Бродскому меню чрезвычайно понравилось, но в гости он не пришел. В тот вечер вместо обеденного стола его ждал операционный. Я знаю усатого медбрата, ассистировавшего хирургу.
– Мне довелось видеть, – говорил он всем, – сердце поэта.
В больнице, которая в Америке и без того – проходной двор, к Бродскому вела народная тропа. На стенах коридора висели бумажки со стрелкой и надписью «Brodsky». Даже в лазаретной распашонке из бумазеи в цветочек он не терял величия и напоминал Воланда перед балом. Возле койки сидела ослепительная, как Маргарита, девица, с которой Иосиф играл в шахматы.
Обрадовавшись принесенной елочке («в Рождество все волхвы»), Бродский поморщился, когда мы принялись хвалить только что прочитанного Борхеса.
– Великий мастурбатор, – сказал Бродский, и только годы спустя я догадался, как он умудрился объединить Борхеса с Дали: когда все можно, ничего не интересно.
Писать о еде мы принялись отчасти из ностальгии, отчасти – с похмелья. Чтобы нас не приняли всерьез, мы выпросили заголовок книги у довлатовской сестры Ксаны. Тем не менее, «Русская кухня в изгнании» была призвана служить оправданию родины перед Западом. Уловив вызов, Бахчанян изобразил на обложке Алёнушку, примостившуюся на бутерброде из «Макдоналдс». У нее (я потом специально выяснил в Третьяковке) и без того глаза безумные, словно у вакханки – того и гляди растерзает братца Иванушку, привидевшегося ей козленочком. Но сидя на гамбургере, Аленушка вызывает жалость, как всякий соотечественник, которого Америка вынудила променять котлету, пышную от взбитого в пену мяса с мелко натертым луком в нежной мучной, а не грубой сухарной панировке, на туповатый бургер, хвастающийся, расовой чистотой: 100 % beef.

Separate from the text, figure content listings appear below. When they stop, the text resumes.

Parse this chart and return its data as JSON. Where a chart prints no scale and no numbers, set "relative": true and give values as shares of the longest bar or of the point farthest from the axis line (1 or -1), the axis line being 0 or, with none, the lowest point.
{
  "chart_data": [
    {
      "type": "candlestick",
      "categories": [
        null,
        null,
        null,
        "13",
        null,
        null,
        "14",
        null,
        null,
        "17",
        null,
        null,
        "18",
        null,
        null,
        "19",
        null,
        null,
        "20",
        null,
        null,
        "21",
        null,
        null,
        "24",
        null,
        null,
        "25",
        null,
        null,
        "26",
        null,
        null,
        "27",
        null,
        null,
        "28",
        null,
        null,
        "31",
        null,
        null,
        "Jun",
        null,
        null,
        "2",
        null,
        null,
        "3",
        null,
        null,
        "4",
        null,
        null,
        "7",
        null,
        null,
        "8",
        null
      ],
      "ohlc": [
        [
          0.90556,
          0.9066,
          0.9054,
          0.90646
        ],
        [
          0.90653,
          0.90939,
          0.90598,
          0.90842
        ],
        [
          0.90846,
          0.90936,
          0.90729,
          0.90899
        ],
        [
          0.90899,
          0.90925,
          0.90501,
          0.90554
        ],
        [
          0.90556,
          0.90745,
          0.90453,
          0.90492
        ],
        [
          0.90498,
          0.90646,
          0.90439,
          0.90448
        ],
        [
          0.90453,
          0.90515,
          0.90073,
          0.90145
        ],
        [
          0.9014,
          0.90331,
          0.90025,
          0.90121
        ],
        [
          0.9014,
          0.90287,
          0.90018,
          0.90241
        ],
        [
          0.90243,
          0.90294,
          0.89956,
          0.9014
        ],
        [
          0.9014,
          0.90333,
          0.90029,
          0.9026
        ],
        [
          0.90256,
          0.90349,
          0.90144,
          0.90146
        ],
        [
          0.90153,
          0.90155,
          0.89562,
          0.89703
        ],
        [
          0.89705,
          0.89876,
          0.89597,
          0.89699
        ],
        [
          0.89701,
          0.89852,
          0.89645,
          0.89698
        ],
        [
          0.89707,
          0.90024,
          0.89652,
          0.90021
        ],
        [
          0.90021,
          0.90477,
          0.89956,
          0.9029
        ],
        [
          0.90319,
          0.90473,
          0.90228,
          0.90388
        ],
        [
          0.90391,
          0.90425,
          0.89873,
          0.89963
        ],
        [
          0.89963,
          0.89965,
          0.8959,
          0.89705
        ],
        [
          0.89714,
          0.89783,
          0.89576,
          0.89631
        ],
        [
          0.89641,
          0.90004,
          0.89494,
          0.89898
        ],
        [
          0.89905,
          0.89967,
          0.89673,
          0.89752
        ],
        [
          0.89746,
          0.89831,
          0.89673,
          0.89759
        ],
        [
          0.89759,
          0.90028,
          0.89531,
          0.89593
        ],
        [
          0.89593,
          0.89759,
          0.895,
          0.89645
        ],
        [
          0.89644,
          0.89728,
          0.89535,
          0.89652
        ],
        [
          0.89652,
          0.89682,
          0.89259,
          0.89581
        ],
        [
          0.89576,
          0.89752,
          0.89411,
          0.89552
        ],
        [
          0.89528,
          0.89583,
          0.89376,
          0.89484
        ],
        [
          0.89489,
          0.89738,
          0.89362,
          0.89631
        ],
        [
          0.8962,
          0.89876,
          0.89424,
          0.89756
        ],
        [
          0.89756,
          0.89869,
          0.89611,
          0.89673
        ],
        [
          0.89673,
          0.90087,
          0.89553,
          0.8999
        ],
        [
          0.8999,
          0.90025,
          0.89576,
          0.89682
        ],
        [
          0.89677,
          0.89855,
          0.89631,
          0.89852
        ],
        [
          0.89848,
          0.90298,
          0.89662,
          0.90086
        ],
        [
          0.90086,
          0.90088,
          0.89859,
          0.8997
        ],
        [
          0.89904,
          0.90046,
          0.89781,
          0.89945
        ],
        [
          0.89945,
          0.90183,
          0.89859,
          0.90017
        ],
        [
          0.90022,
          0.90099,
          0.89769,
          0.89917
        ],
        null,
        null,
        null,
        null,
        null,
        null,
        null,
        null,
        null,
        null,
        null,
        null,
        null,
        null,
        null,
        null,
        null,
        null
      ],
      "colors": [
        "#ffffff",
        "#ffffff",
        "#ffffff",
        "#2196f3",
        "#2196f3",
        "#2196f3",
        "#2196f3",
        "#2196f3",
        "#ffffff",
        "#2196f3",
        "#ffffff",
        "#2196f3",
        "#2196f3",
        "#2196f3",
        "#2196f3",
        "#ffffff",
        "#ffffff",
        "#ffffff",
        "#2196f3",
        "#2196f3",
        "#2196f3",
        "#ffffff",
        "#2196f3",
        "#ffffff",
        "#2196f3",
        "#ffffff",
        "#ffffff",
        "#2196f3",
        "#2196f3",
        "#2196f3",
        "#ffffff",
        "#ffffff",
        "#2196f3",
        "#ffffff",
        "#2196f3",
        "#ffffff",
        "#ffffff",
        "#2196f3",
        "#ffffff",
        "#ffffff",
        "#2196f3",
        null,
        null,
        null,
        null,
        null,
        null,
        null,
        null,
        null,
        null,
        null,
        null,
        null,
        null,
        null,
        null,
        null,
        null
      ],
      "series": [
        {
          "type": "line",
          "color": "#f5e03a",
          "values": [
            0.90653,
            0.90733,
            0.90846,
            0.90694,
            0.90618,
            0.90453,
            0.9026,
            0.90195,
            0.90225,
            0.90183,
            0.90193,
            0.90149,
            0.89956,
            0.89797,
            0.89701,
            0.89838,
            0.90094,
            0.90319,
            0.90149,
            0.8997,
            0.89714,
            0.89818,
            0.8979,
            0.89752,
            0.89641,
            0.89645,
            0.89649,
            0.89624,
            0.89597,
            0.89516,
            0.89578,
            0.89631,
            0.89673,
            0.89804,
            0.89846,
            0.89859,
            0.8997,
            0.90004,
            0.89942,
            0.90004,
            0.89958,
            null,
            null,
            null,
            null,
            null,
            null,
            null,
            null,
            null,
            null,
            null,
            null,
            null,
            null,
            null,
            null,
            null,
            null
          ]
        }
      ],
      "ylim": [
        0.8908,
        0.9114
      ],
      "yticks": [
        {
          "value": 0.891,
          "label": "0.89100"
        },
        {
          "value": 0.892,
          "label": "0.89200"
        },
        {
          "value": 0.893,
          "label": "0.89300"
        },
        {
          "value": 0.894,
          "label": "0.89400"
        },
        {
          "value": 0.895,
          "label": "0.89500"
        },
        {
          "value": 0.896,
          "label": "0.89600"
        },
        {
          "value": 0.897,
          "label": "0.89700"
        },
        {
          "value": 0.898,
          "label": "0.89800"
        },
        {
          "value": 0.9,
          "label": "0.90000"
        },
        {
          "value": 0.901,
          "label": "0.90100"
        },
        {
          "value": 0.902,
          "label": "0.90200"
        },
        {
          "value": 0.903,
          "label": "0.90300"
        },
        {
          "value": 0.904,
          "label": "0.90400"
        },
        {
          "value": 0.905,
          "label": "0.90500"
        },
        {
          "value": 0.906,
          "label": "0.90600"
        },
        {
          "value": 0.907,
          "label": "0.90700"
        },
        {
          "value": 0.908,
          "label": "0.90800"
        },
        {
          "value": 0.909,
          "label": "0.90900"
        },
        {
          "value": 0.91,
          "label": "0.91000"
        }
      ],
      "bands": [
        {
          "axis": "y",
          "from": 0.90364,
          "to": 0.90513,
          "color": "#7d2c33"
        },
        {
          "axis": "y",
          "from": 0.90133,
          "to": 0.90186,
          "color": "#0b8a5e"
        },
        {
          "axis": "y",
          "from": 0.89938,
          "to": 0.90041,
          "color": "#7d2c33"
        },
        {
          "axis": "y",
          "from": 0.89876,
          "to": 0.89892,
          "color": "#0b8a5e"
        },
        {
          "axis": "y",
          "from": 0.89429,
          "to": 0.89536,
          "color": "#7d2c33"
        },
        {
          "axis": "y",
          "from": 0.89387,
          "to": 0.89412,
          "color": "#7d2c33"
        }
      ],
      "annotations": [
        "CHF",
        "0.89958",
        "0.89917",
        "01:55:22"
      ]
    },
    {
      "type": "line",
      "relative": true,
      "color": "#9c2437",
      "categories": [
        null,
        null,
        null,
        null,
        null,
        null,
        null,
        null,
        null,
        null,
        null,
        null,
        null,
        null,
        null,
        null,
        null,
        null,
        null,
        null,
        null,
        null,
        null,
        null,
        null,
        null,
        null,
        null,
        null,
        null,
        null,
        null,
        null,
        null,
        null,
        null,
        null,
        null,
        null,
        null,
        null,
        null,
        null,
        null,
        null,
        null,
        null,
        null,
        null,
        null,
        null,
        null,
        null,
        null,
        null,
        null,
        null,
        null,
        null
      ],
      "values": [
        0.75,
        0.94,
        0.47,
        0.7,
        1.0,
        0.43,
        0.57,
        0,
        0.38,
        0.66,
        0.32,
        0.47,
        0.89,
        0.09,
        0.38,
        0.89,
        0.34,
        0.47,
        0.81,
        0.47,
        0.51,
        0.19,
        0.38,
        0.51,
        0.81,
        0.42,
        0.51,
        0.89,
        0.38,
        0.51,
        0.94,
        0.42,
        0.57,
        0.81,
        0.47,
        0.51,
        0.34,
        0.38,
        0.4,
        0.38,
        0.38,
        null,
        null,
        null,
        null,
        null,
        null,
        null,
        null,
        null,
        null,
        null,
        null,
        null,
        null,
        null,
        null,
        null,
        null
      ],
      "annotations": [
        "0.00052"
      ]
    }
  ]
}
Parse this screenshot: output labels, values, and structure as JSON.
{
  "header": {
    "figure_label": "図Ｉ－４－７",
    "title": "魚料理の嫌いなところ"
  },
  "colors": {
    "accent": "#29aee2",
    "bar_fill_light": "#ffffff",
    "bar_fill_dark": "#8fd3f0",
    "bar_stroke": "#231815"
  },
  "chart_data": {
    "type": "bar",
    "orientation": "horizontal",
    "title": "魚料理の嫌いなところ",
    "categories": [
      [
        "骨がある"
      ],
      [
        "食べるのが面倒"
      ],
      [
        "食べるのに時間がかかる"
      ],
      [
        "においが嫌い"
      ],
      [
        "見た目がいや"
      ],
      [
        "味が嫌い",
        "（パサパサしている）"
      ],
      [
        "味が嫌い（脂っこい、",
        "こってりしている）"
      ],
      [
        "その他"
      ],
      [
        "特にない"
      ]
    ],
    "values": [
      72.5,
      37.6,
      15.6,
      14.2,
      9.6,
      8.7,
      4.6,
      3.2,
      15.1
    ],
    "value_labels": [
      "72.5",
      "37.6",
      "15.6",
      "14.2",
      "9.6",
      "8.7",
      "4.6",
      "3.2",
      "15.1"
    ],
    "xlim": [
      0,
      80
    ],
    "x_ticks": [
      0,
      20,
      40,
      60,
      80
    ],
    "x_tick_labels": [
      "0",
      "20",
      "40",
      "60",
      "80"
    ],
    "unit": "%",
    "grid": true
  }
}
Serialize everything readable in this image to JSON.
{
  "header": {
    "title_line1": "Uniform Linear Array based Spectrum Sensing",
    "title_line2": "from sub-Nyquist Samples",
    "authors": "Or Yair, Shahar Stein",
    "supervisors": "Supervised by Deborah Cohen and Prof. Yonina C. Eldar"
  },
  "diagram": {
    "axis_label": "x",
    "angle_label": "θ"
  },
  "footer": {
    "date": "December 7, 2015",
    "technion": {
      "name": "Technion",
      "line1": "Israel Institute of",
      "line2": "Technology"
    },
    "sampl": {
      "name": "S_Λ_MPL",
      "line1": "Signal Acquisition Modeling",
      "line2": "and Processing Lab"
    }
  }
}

В книге мы с азартом защищали отечественные рецепты, выгораживая зону безопасного патриотизма вокруг форшмака из вымоченной в молоке селедки с яйцом и яблоком, рыбной солянки с каперсами, а не только маслинами, и запеченной в горшочке говядине с приправленной имбирем жидкой сметаной.
Родная кухня вместе с родной словесностью оседают на дно тела и души. Борщ и Крылов требуют своего и не унимаются, пока мы не отдадим им должного в меню и речи.
Конечно, с привитым в юности вкусом можно бороться омарами и диетой, но окончательно отделаться от него нельзя ни по эту, ни по ту сторону, в чем убеждает могила Бродского на Сан-Микеле. Самая оживленная на острове мертвых, она по обычаю скифов и варягов снаряжает поэта необходимым – шариковыми ручками, сигаретами, чужими стихами и его любимыми конфетами «Коровка».
«Русскую кухню» мы затеяли на манер советского отрывного календаря, помещавшего на обратной стороне листка уморительные рецепты, вроде «365 блюд из черствого хлеба». Но не желая, как он, жульничать, мы писали эту книжку сперва – на кухонном, потом – на обеденном и, наконец, – на письменном столе. Каждой главе предшествовал затейливый ужин с литераторами. Мы готовили домашний буйабес для взыскательного Леши Лосева, в благодарность написавшего предисловие к нашей книге. Мы делили барана с Алешковским, угощали Аксенова осетром из Гудзона, сочинили 100 витиеватых бутербродов для Синявского и накормили богатыми щами западника Вознесенского.